Rodas de conversas e caminhadas serão realizadas em várias partes do município. No Ciep-265 Municipalizado Professora Gladys Teixeira, na sede do município, assunto foi discutido com alunos do 1º segmento. Na oportunidade, temas como bullying, saúde mental, álcool e drogas também entraram em pauta.

 A coordenadora de Assistência Social, Julia Diniz, lembrou que o evento teve repercussão positiva junto às crianças e jovens no ano anterior. “Por isso, esse ano também estamos estendendo a ação a outros distritos do município, como Atafona, Barcelos e Açu”, salientou.

No dia 27 em Atafona, acontecerá caminhada com concentração a partir das 8h30, em frente à praça Nossa Senhora da Penha. Nos dias dia 03/06 e 11/06, as caminhadas se repetição, respectivamente, em Barcelos e no Açu.

O coordenador de Juventude, João Filiphe Amaral, destacou que o evento visa informar, conscientizar e abordar de forma educativa o tema. “Queremos que as crianças e jovens tenham consciência desse problema real e saibam como denunciá-lo.

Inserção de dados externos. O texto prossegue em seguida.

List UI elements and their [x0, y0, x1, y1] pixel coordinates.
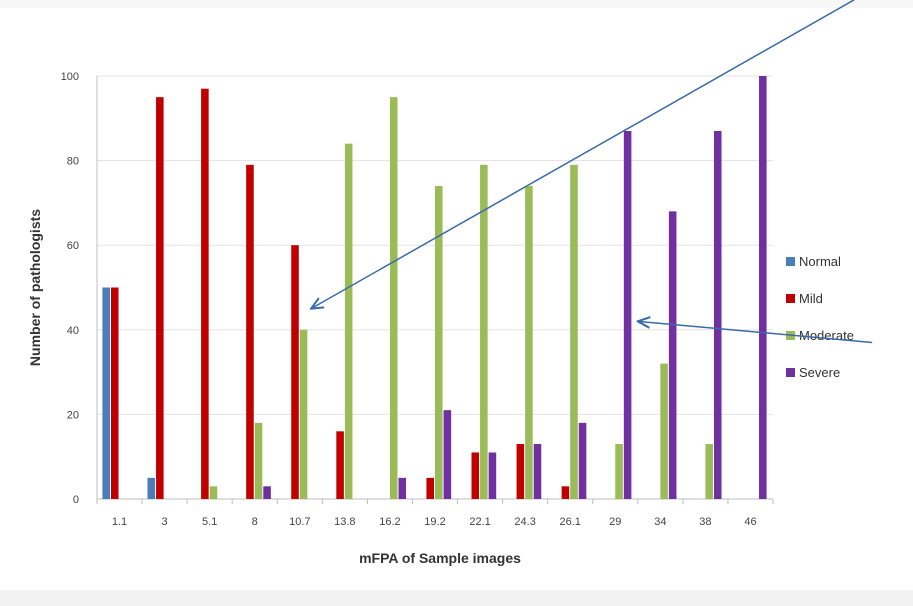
y-tick-label: 100	[61, 71, 79, 83]
x-tick-label: 16.2	[379, 516, 400, 528]
x-tick-label: 13.8	[334, 516, 355, 528]
x-tick-label: 22.1	[469, 516, 490, 528]
x-tick-label: 19.2	[424, 516, 445, 528]
bottom-band	[0, 590, 913, 606]
bar-severe	[398, 477, 407, 499]
bar-moderate	[389, 97, 398, 500]
x-tick-label: 8	[252, 516, 258, 528]
bar-moderate	[480, 164, 488, 499]
chart-svg: 0 20 40 60 80 100 1.1 3 5.1 8 10.7 13.8 16.2 19.2 22.1…	[27, 0, 873, 566]
bar-moderate	[299, 329, 308, 499]
bar-moderate	[570, 164, 578, 499]
x-tick-label: 34	[654, 516, 666, 528]
bar-moderate	[615, 444, 623, 499]
x-axis-title: mFPA of Sample images	[359, 550, 521, 566]
bar-mild	[426, 477, 434, 499]
x-tick-label: 3	[162, 516, 168, 528]
bar-severe	[488, 452, 497, 499]
y-tick-label: 80	[67, 156, 79, 168]
y-tick-label: 40	[67, 325, 79, 337]
y-axis-title: Number of pathologists	[27, 209, 43, 366]
legend-label-severe: Severe	[799, 365, 840, 380]
legend-swatch-normal	[786, 257, 795, 266]
bar-mild	[201, 88, 209, 499]
annotation-arrow	[311, 0, 855, 309]
y-tick-label: 60	[67, 240, 79, 252]
bar-moderate	[254, 422, 263, 499]
bar-severe	[443, 410, 452, 499]
bar-normal	[102, 287, 110, 499]
x-tick-label: 24.3	[514, 516, 535, 528]
bar-severe	[623, 130, 632, 500]
x-tick-label: 10.7	[289, 516, 310, 528]
bar-severe	[263, 486, 271, 499]
annotation-arrow	[638, 321, 873, 344]
x-tick-label: 46	[744, 516, 756, 528]
bar-moderate	[344, 143, 353, 499]
legend-label-mild: Mild	[799, 291, 823, 306]
bar-moderate	[435, 185, 443, 500]
x-tick-label: 26.1	[559, 516, 580, 528]
x-tick-label: 38	[699, 516, 711, 528]
bar-moderate	[705, 444, 713, 499]
legend-swatch-mild	[786, 294, 795, 303]
bar-mild	[156, 97, 164, 500]
x-tick-label: 29	[609, 516, 621, 528]
bar-severe	[713, 130, 722, 500]
bar-mild	[110, 287, 119, 499]
bar-moderate	[209, 486, 218, 499]
bar-severe	[668, 211, 677, 500]
bar-normal	[147, 477, 156, 499]
bar-mild	[246, 164, 254, 499]
top-band	[0, 0, 913, 8]
bar-severe	[578, 422, 587, 499]
x-tick-label: 5.1	[202, 516, 217, 528]
bar-mild	[561, 486, 570, 499]
bar-moderate	[660, 363, 668, 499]
legend-swatch-severe	[786, 368, 795, 377]
bar-mild	[471, 452, 480, 499]
bar-moderate	[525, 185, 533, 500]
bar-mild	[291, 245, 299, 499]
y-tick-label: 20	[67, 409, 79, 421]
x-tick-label: 1.1	[112, 516, 127, 528]
bar-mild	[336, 431, 344, 499]
bar-mild	[516, 444, 525, 499]
bar-severe	[759, 76, 767, 499]
legend-label-normal: Normal	[799, 254, 841, 269]
bar-severe	[533, 444, 542, 499]
y-tick-label: 0	[73, 494, 79, 506]
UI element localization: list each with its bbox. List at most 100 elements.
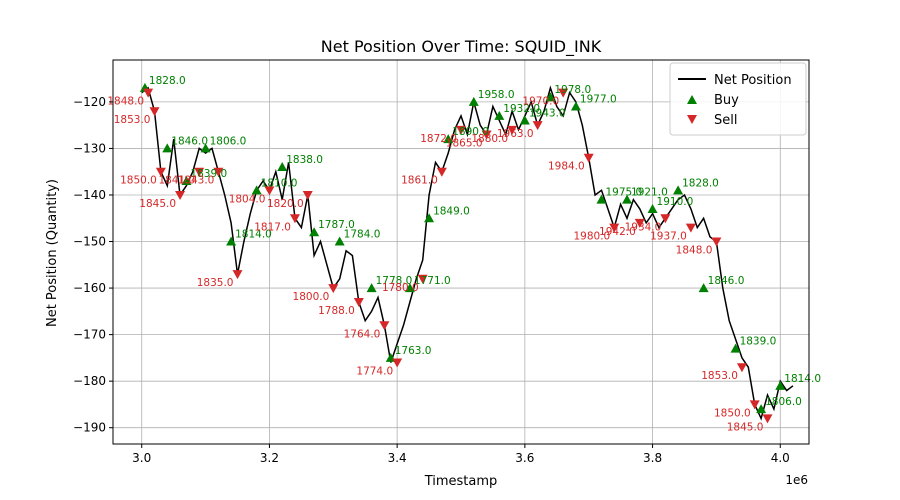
legend-sell-marker (687, 115, 697, 124)
sell-marker (583, 153, 594, 163)
buy-marker (647, 203, 658, 213)
buy-marker (570, 101, 581, 111)
legend-frame (669, 62, 807, 136)
legend-label-sell: Sell (714, 113, 737, 128)
sell-annotation: 1843.0 (178, 175, 215, 187)
sell-marker (456, 125, 466, 135)
buy-annotation: 1787.0 (318, 219, 355, 231)
buy-annotation: 1778.0 (376, 275, 413, 287)
buy-marker (181, 176, 192, 186)
buy-marker (309, 227, 320, 237)
sell-annotation: 1937.0 (650, 231, 687, 243)
buy-marker (596, 194, 607, 204)
y-tick-label: −150 (73, 235, 106, 249)
buy-marker (519, 115, 530, 125)
x-tick-label: 4.0 (771, 451, 790, 465)
sell-marker (143, 88, 154, 98)
sell-marker (532, 121, 543, 131)
sell-marker (175, 190, 186, 200)
sell-marker (685, 223, 696, 233)
sell-annotation: 1817.0 (254, 221, 291, 233)
buy-marker (277, 162, 288, 172)
buy-annotation: 1977.0 (580, 94, 617, 106)
buy-annotation: 1839.0 (740, 336, 777, 348)
buy-marker (756, 404, 767, 414)
buy-marker (334, 236, 345, 246)
buy-marker (200, 143, 211, 153)
sell-marker (302, 190, 313, 200)
sell-annotation: 1980.0 (573, 231, 610, 243)
buy-annotation: 1932.0 (503, 103, 540, 115)
sell-annotation: 1850.0 (120, 175, 157, 187)
sell-annotation: 1853.0 (114, 114, 151, 126)
sell-annotation: 1853.0 (701, 370, 738, 382)
sell-annotation: 1841.0 (158, 175, 195, 187)
sell-annotation: 1942.0 (599, 226, 636, 238)
sell-marker (149, 107, 160, 117)
buy-marker (424, 213, 435, 223)
buy-marker (226, 236, 237, 246)
plot-frame (112, 59, 810, 445)
buy-marker (468, 96, 479, 106)
legend-label-net-position: Net Position (714, 73, 792, 88)
buy-annotation: 1814.0 (235, 229, 272, 241)
sell-annotation: 1861.0 (401, 175, 438, 187)
buy-annotation: 1910.0 (657, 196, 694, 208)
sell-annotation: 1820.0 (267, 198, 304, 210)
sell-marker (634, 218, 645, 228)
x-tick-label: 3.8 (643, 451, 662, 465)
net-position-line (141, 85, 794, 421)
y-axis-label: Net Position (Quantity) (45, 179, 60, 327)
x-axis-offset-label: 1e6 (785, 473, 808, 487)
buy-annotation: 1838.0 (286, 154, 323, 166)
buy-annotation: 1763.0 (395, 345, 432, 357)
sell-marker (417, 274, 428, 284)
x-tick-label: 3.2 (260, 451, 279, 465)
sell-marker (481, 130, 492, 140)
x-tick-label: 3.4 (388, 451, 407, 465)
sell-annotation: 1804.0 (229, 193, 266, 205)
buy-annotation: 1846.0 (171, 135, 208, 147)
sell-annotation: 1934.0 (625, 221, 662, 233)
legend-label-buy: Buy (714, 93, 739, 108)
sell-annotation: 1970.0 (522, 96, 559, 108)
buy-annotation: 1828.0 (149, 75, 186, 87)
buy-annotation: 1849.0 (433, 205, 470, 217)
buy-annotation: 1814.0 (784, 373, 821, 385)
sell-marker (194, 167, 205, 177)
sell-marker (232, 270, 243, 280)
y-tick-label: −140 (73, 188, 106, 202)
buy-annotation: 1839.0 (190, 168, 227, 180)
sell-annotation: 1835.0 (197, 277, 234, 289)
buy-marker (251, 185, 262, 195)
buy-marker (622, 194, 633, 204)
y-tick-label: −160 (73, 281, 106, 295)
buy-annotation: 1890.0 (452, 126, 489, 138)
sell-annotation: 1963.0 (497, 128, 534, 140)
sell-annotation: 1774.0 (356, 366, 393, 378)
sell-marker (507, 125, 518, 135)
sell-marker (328, 284, 339, 294)
buy-marker (162, 143, 173, 153)
axis-ticks: 3.0 3.2 3.4 3.6 3.8 4.0 −190 −180 −170 −160 −150 −1… (73, 95, 790, 465)
sell-annotation: 1845.0 (727, 421, 764, 433)
sell-annotation: 1848.0 (676, 245, 713, 257)
sell-marker (749, 400, 760, 410)
buy-annotation: 1806.0 (765, 396, 802, 408)
y-tick-label: −170 (73, 328, 106, 342)
buy-annotation: 1806.0 (210, 135, 247, 147)
sell-marker (264, 186, 275, 196)
sell-marker (379, 321, 390, 331)
sell-annotation: 1850.0 (714, 407, 751, 419)
annotation-layer: 1828.0 1846.0 1839.0 1806.0 1814.0 1810.0 1838… (107, 75, 821, 433)
sell-annotation: 1764.0 (344, 328, 381, 340)
sell-marker (353, 298, 364, 308)
sell-annotation: 1848.0 (107, 96, 144, 108)
sell-marker (660, 214, 671, 224)
buy-marker (366, 283, 377, 293)
y-tick-label: −190 (73, 421, 106, 435)
sell-marker (762, 414, 773, 424)
y-tick-label: −130 (73, 141, 106, 155)
legend: Net Position Buy Sell (669, 62, 807, 136)
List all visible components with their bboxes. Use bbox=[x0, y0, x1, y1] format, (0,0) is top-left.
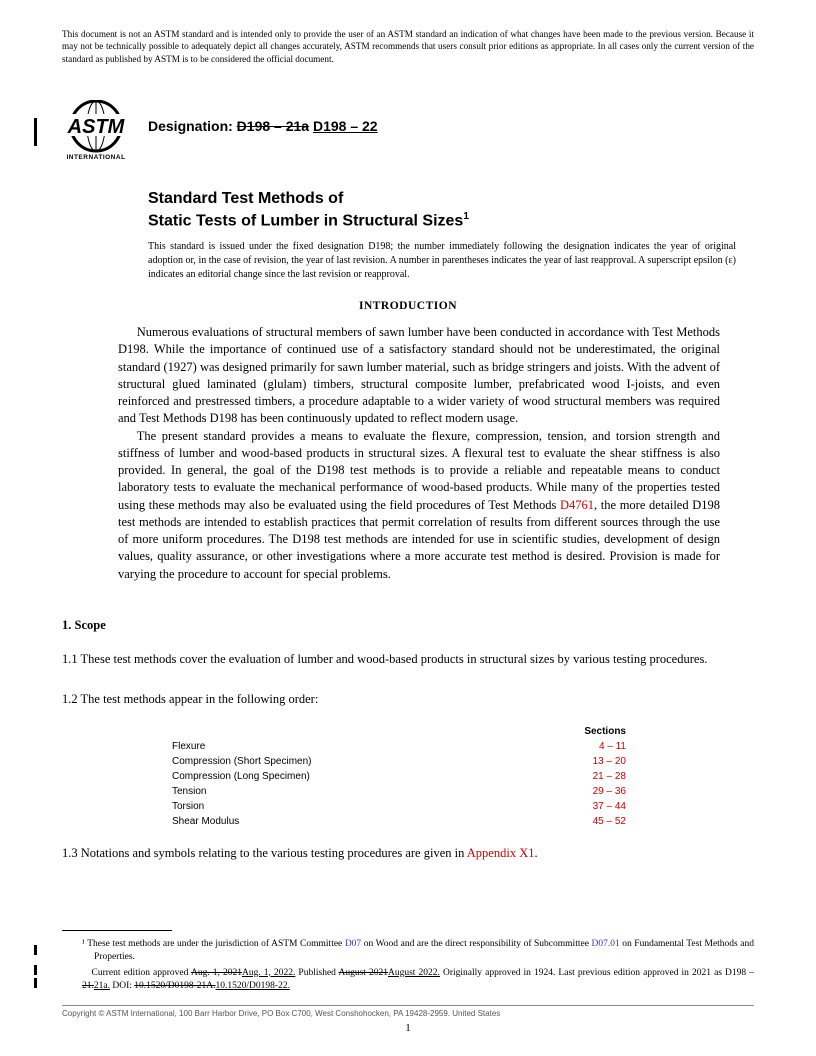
footnote-rule bbox=[62, 930, 172, 931]
section-link[interactable]: 4 – 11 bbox=[599, 739, 626, 754]
copyright-text: Copyright © ASTM International, 100 Barr… bbox=[62, 1009, 500, 1018]
footnote-2: Current edition approved Aug. 1, 2021Aug… bbox=[82, 967, 754, 994]
section-link[interactable]: 45 – 52 bbox=[593, 814, 626, 829]
change-bar bbox=[34, 978, 37, 988]
link-d07[interactable]: D07 bbox=[345, 939, 361, 949]
astm-logo: ASTM INTERNATIONAL bbox=[62, 100, 130, 167]
copyright-rule bbox=[62, 1005, 754, 1006]
section-link[interactable]: 21 – 28 bbox=[593, 769, 626, 784]
footnote-1: ¹ These test methods are under the juris… bbox=[82, 938, 754, 965]
svg-text:ASTM: ASTM bbox=[67, 116, 126, 138]
clause-1-1: 1.1 These test methods cover the evaluat… bbox=[62, 652, 754, 667]
link-d07-01[interactable]: D07.01 bbox=[591, 939, 619, 949]
link-appendix-x1[interactable]: Appendix X1 bbox=[467, 846, 535, 860]
change-bar bbox=[34, 118, 37, 146]
intro-paragraph-1: Numerous evaluations of structural membe… bbox=[118, 324, 720, 428]
title-line-2: Static Tests of Lumber in Structural Siz… bbox=[148, 212, 463, 229]
table-row: Shear Modulus45 – 52 bbox=[172, 814, 626, 829]
intro-paragraph-2: The present standard provides a means to… bbox=[118, 428, 720, 583]
designation-line: Designation: D198 – 21a D198 – 22 bbox=[148, 118, 378, 134]
section-link[interactable]: 13 – 20 bbox=[593, 754, 626, 769]
clause-1-3: 1.3 Notations and symbols relating to th… bbox=[62, 846, 754, 861]
link-d4761[interactable]: D4761 bbox=[560, 498, 594, 512]
page-number: 1 bbox=[0, 1022, 816, 1034]
sections-table: Sections Flexure4 – 11 Compression (Shor… bbox=[172, 726, 626, 829]
clause-1-2: 1.2 The test methods appear in the follo… bbox=[62, 692, 318, 707]
section-link[interactable]: 37 – 44 bbox=[593, 799, 626, 814]
title-footnote-ref: 1 bbox=[463, 211, 469, 222]
disclaimer-text: This document is not an ASTM standard an… bbox=[62, 28, 754, 65]
section-link[interactable]: 29 – 36 bbox=[593, 784, 626, 799]
footnotes: ¹ These test methods are under the juris… bbox=[82, 938, 754, 995]
table-row: Flexure4 – 11 bbox=[172, 739, 626, 754]
introduction-heading: INTRODUCTION bbox=[0, 300, 816, 312]
change-bar bbox=[34, 945, 37, 955]
title-line-1: Standard Test Methods of bbox=[148, 190, 343, 207]
designation-new: D198 – 22 bbox=[313, 118, 378, 134]
document-title: Standard Test Methods of Static Tests of… bbox=[148, 188, 469, 232]
designation-label: Designation: bbox=[148, 118, 233, 134]
designation-old: D198 – 21a bbox=[237, 118, 309, 134]
issuance-note: This standard is issued under the fixed … bbox=[148, 240, 736, 282]
table-row: Torsion37 – 44 bbox=[172, 799, 626, 814]
scope-heading: 1. Scope bbox=[62, 618, 106, 633]
table-row: Compression (Short Specimen)13 – 20 bbox=[172, 754, 626, 769]
introduction-body: Numerous evaluations of structural membe… bbox=[118, 324, 720, 583]
table-row: Tension29 – 36 bbox=[172, 784, 626, 799]
svg-text:INTERNATIONAL: INTERNATIONAL bbox=[66, 154, 125, 161]
change-bar bbox=[34, 965, 37, 975]
sections-header: Sections bbox=[172, 726, 626, 737]
table-row: Compression (Long Specimen)21 – 28 bbox=[172, 769, 626, 784]
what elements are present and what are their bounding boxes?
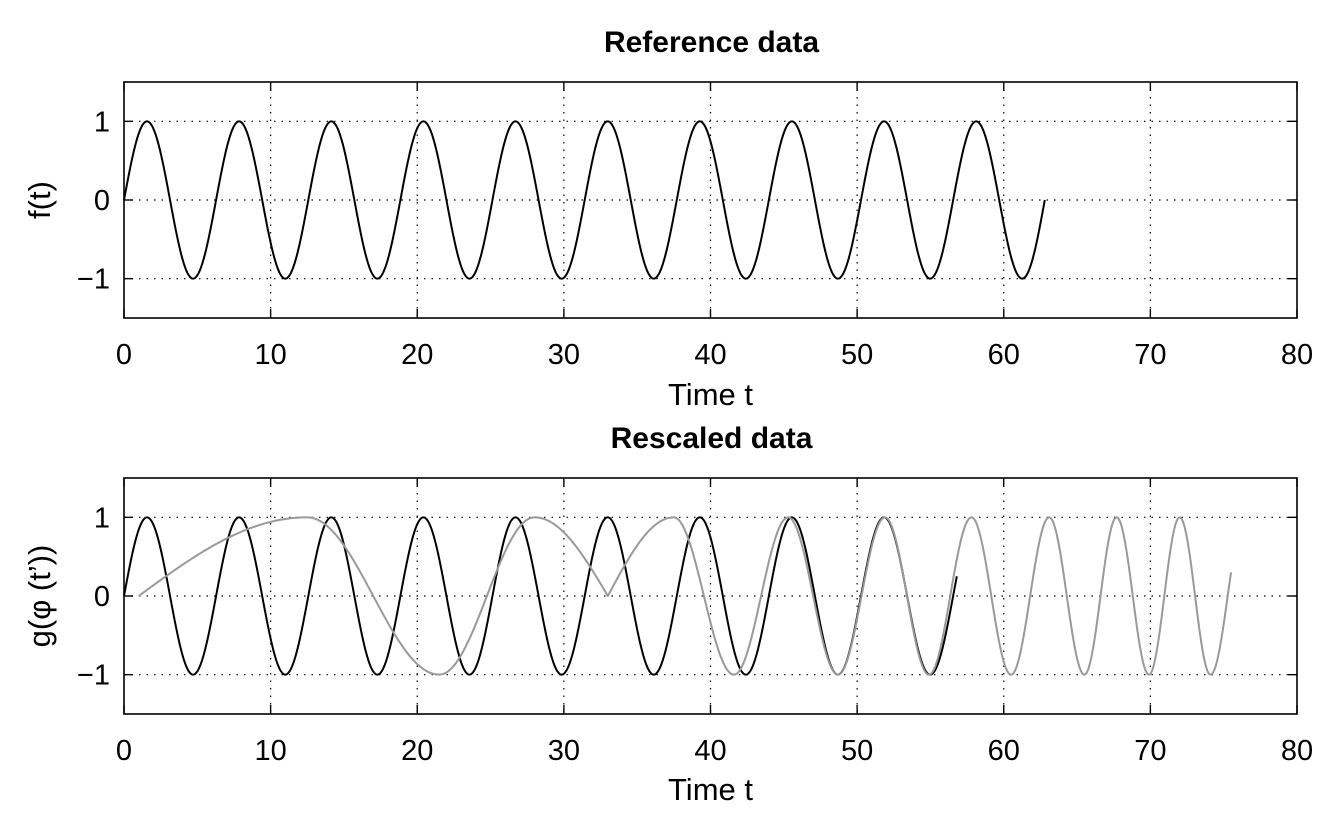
x-tick-label: 70 [1134, 735, 1166, 767]
x-tick-label: 10 [254, 339, 286, 371]
x-tick-label: 60 [988, 339, 1020, 371]
x-tick-label: 0 [116, 735, 132, 767]
x-tick-label: 40 [694, 339, 726, 371]
chart-title: Reference data [604, 26, 819, 59]
series-line-rescaled-reference [123, 516, 958, 676]
x-tick-label: 80 [1281, 339, 1313, 371]
x-tick-label: 20 [401, 735, 433, 767]
y-tick-label: 0 [94, 185, 110, 217]
x-tick-label: 0 [116, 339, 132, 371]
y-tick-label: 1 [94, 502, 110, 534]
x-tick-label: 20 [401, 339, 433, 371]
x-tick-label: 10 [254, 735, 286, 767]
chart-title: Rescaled data [611, 422, 813, 455]
series-line-reference [123, 120, 1046, 280]
x-axis-label: Time t [668, 772, 753, 807]
x-tick-label: 30 [548, 735, 580, 767]
y-axis-label: g(φ (t’)) [22, 545, 57, 648]
y-tick-label: 1 [94, 106, 110, 138]
x-axis-label: Time t [668, 377, 753, 412]
x-tick-label: 80 [1281, 735, 1313, 767]
x-tick-label: 40 [694, 735, 726, 767]
y-tick-label: −1 [77, 264, 110, 296]
x-tick-label: 50 [841, 339, 873, 371]
series-line-warped-signal [138, 516, 1233, 676]
x-tick-label: 30 [548, 339, 580, 371]
x-tick-label: 50 [841, 735, 873, 767]
y-axis-label: f(t) [22, 181, 57, 219]
y-tick-label: 0 [94, 581, 110, 613]
x-tick-label: 70 [1134, 339, 1166, 371]
x-tick-label: 60 [988, 735, 1020, 767]
y-tick-label: −1 [77, 660, 110, 692]
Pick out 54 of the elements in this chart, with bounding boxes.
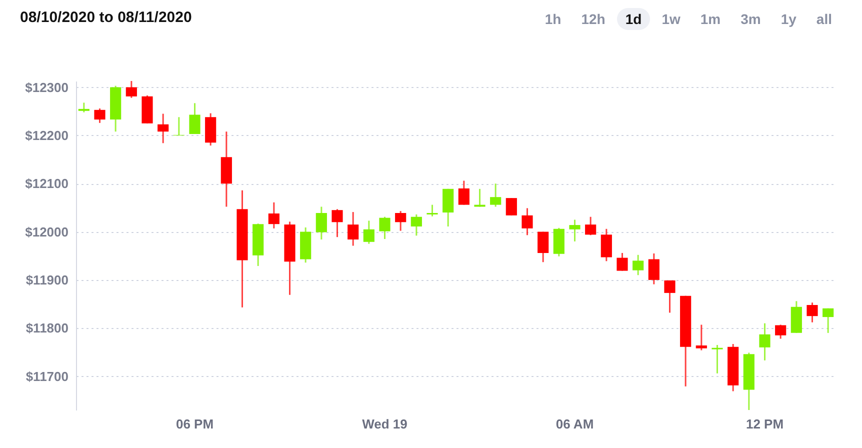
candlestick — [648, 252, 660, 286]
y-tick-label: $12200 — [25, 128, 68, 143]
candlestick — [569, 218, 580, 242]
candlestick — [712, 344, 723, 374]
candlestick — [632, 254, 644, 276]
candlestick — [600, 228, 612, 262]
candlestick — [585, 216, 596, 236]
candlestick — [348, 211, 359, 246]
text: 12h — [580, 10, 606, 29]
text: 1y — [780, 10, 798, 29]
y-tick-label: $12000 — [25, 224, 68, 240]
text: 1h — [544, 10, 562, 29]
text: 3m — [740, 10, 762, 29]
candlestick — [158, 113, 169, 144]
candlestick — [173, 116, 184, 136]
candlestick — [490, 182, 502, 208]
candlestick — [538, 231, 549, 263]
x-tick-label: 06 AM — [556, 416, 594, 432]
candlestick — [664, 280, 676, 314]
candlestick — [442, 188, 454, 228]
candlestick — [806, 302, 818, 324]
x-tick-label: 12 PM — [746, 416, 784, 432]
text: 1w — [660, 10, 682, 29]
candlestick — [410, 214, 422, 236]
candlestick — [189, 102, 200, 135]
chart-title: 08/10/2020 to 08/11/2020 — [20, 9, 192, 26]
candlestick — [696, 324, 707, 352]
x-tick-label: 06 PM — [176, 416, 214, 432]
candlestick — [395, 210, 406, 232]
candlestick — [426, 204, 438, 218]
text: all — [815, 10, 833, 29]
y-tick-label: $11700 — [26, 368, 68, 384]
candlestick — [759, 322, 770, 362]
candlestick — [522, 207, 533, 236]
text: 1d — [617, 8, 650, 30]
candlestick — [268, 202, 280, 230]
y-tick-label: $12100 — [25, 176, 68, 192]
text: 1m — [699, 10, 722, 29]
candlestick — [506, 197, 517, 216]
candlestick — [458, 180, 470, 206]
y-tick-label: $11800 — [26, 320, 68, 336]
candlestick — [94, 108, 106, 124]
candlestick — [126, 80, 137, 99]
candlestick — [379, 216, 390, 240]
y-tick-label: $11900 — [26, 272, 68, 288]
candlestick — [616, 252, 628, 272]
candlestick — [363, 220, 374, 245]
candlestick — [822, 308, 834, 334]
candlestick — [332, 208, 343, 238]
candlestick — [775, 324, 786, 340]
y-tick-label: $12300 — [25, 80, 68, 95]
x-tick-label: Wed 19 — [362, 416, 408, 432]
candlestick — [316, 206, 327, 240]
candlestick — [78, 102, 90, 114]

Precisamos romper este ciclo de violência e proteger as nossas crianças e adolescentes”, pontuou.

O 18 de Maio é o Dia Nacional Combate ao Abuso e à Exploração Sexual de Crianças e Adolescentes, instituído pela Lei Federal N°. 9970/00. A data foi escolhida porque em 18 de maio de 1973 em Vitória, ES, um crime bárbaro chocou todo o país e ficou conhecido como o “Crime Araceli”. Esse era o nome de uma menina de apenas 8 anos de idade que foi raptada, drogada, estuprada, morta e carbonizada por jovens da classe média alta daquela cidade. Esse crime, apesar de sua natureza hedionda, prescreveu impune.